Richard Swinburne is a proponent of the view that certain actions are intrinsically moral or intrinsically immoral totally independent of God’s commands and nature. This is not a view that I accept because I follow Gordon Clark in his view that morality is defined with reference to the nature of God. What is most interesting about the lecture below is Dr. Swinburne’s discussion of why God forbids various actions including: adultery, divorce, suicide, sex outside of marriage, homosexuality, contraception, and others.
He points out that adultery is intrinsically wrong because, among other reasons, it is a breach of a solemn promise and divorce is intrinsically wrong because it helps one breach a solemn promise and to help someone commit an intrinsically immoral act is also intrinsically immoral. Suicide is wrong because, as Aquinas claimed, it is a sin against God, who has given us the gift of life, to “chuck it back at Him”.
Sex outside marriage can be seen to be wrong when one understands the value of an ideal family. For if society normally regarded sex outside of marriage as wrong, this would discourage it from happening and and more families would more like the ideal family. If sex were limited to marriage, the intimacy of marriage would be unique, and each spouse would consider their partner as more uniquely their own. Furthermore, when a person gets accustomed to casual sex outside marriage it becomes easier and, perhaps, more likely for him to commit adultery after he is married.
Since homosexual couples cannot beget children and cannot provide an ideal environment for raising a child, Swinburne says that homosexuality is a disability which results from various combinations of nature, nurture, and the subject’s free choice. He also believes that the evidence shows that sometimes a person’s sexual orientation is reversible. So if there was a general recognition in society of an obligation to abstain from homosexual acts, that would prevent homosexual behavior from being presented to young people as an option equal to heterosexuality; which makes procreative marriage possible. If homosexual acts were seen by society as wrong, then young people might not wonder whether or not they are homosexual and people who have started down the path toward developing a homosexual disability would be encouraged to go no further.

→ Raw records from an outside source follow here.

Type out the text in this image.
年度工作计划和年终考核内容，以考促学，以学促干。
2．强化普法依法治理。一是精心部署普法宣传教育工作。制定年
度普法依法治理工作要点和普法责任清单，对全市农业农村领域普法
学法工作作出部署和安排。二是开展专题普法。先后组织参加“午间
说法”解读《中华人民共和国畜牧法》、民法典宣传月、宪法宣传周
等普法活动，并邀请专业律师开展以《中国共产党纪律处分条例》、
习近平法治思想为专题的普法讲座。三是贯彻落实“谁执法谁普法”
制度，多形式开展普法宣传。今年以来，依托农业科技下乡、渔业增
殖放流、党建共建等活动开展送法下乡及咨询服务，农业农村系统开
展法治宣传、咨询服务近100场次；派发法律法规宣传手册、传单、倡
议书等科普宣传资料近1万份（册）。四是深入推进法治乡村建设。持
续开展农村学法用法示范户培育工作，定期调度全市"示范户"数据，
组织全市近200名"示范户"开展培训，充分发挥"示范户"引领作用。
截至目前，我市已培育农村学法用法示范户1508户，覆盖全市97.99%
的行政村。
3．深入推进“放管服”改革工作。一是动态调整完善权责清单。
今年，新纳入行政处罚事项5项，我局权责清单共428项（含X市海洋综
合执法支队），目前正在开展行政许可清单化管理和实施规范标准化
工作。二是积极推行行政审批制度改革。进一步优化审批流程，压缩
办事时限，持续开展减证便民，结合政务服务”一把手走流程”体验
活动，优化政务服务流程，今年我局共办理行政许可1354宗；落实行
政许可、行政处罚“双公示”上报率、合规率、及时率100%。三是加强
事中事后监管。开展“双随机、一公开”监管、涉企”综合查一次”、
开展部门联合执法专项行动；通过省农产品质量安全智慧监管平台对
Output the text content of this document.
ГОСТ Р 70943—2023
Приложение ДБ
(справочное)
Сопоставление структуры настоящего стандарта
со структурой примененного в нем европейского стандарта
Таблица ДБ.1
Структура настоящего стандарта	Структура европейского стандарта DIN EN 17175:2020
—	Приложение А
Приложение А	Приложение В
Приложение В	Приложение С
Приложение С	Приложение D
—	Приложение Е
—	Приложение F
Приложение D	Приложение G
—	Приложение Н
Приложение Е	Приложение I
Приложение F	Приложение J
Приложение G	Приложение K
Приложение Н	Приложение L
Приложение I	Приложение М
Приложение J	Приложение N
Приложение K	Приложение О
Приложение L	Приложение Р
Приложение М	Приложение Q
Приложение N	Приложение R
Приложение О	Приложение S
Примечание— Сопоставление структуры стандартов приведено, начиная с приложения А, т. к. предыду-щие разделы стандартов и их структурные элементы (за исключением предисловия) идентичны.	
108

He also has some extremely interesting comments on how the morality of contraception has changed over time. On abortion, Swinburne makes some fascinating arguments with which I have varying levels of agreement and disagreement. I haven’t researched the scientific claims he makes and I don’t know of any good reasons to think that the soul is assigned to the body in the way that Swinburne claims it is. However, I think his argument against abortion is nuanced in a very helpful way and I agree with his conclusion that abortion, at any stage, is wrong.